The recent controversy regarding Ryan Braun’s drug sample emphasizes the importance of crafting a drug and alcohol policy that is both legal and will be followed. Unfortunately, many employers implement drug and alcohol testing policies without much thought. When they are faced with an incident involving alcohol or drug abuse they are often disappointed to learn that they do not have in place what they intended. Here are a few common mistakes:
- Stating that you will screen all job applicants but don’t;
- Stating that you will conduct random testing but don’t know what that means;
- Failing to allow for reasonable suspicion testing;
- Failing to state clearly the consequences of refusing to take a drug test; and
- Not being able to prove a proper chain of control.
To protect your business, here a few tips to consider:
- Establish a sound alcohol and substance abuse policy.
- Understand your policy and how it works.
- Distribute the policy and ensure every employee has acknowledged receipt of the policy.
- Use a reputable testing facility.

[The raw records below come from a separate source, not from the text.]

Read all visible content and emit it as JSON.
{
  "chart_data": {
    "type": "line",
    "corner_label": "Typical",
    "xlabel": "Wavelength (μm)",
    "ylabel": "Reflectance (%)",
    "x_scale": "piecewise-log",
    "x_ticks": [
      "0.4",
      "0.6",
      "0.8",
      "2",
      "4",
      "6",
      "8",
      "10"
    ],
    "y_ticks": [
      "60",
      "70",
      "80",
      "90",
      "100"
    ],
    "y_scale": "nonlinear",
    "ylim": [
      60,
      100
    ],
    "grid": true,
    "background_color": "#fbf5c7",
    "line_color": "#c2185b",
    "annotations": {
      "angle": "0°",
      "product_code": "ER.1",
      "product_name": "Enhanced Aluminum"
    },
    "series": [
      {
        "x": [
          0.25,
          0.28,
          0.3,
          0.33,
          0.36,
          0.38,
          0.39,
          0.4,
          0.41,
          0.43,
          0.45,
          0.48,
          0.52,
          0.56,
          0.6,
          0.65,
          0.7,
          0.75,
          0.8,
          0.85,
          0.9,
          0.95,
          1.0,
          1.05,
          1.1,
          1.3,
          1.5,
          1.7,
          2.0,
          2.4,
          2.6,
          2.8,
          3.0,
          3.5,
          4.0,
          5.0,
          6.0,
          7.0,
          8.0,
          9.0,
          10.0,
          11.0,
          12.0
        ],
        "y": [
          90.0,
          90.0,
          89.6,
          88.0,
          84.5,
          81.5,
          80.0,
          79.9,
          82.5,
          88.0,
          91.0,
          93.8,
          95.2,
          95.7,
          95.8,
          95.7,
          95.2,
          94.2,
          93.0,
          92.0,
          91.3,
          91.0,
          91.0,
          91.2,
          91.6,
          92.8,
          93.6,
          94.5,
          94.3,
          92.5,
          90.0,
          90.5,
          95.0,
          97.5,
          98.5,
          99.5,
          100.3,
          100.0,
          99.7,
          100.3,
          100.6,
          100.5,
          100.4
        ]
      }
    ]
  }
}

Ask questions of the Medical Review Officer. Know how the testing process will work.
- Ensure the chain of custody of all samples.
- Protect the confidentiality of test results.
Ryan Braun’s successful appeal based on a technicality shows what can happen when you fail to follow your substance abuse testing policies. It also serves as an important reminder that with respect to drug testing, when it absolutely, “positively” has to be there overnight, use Federal Express.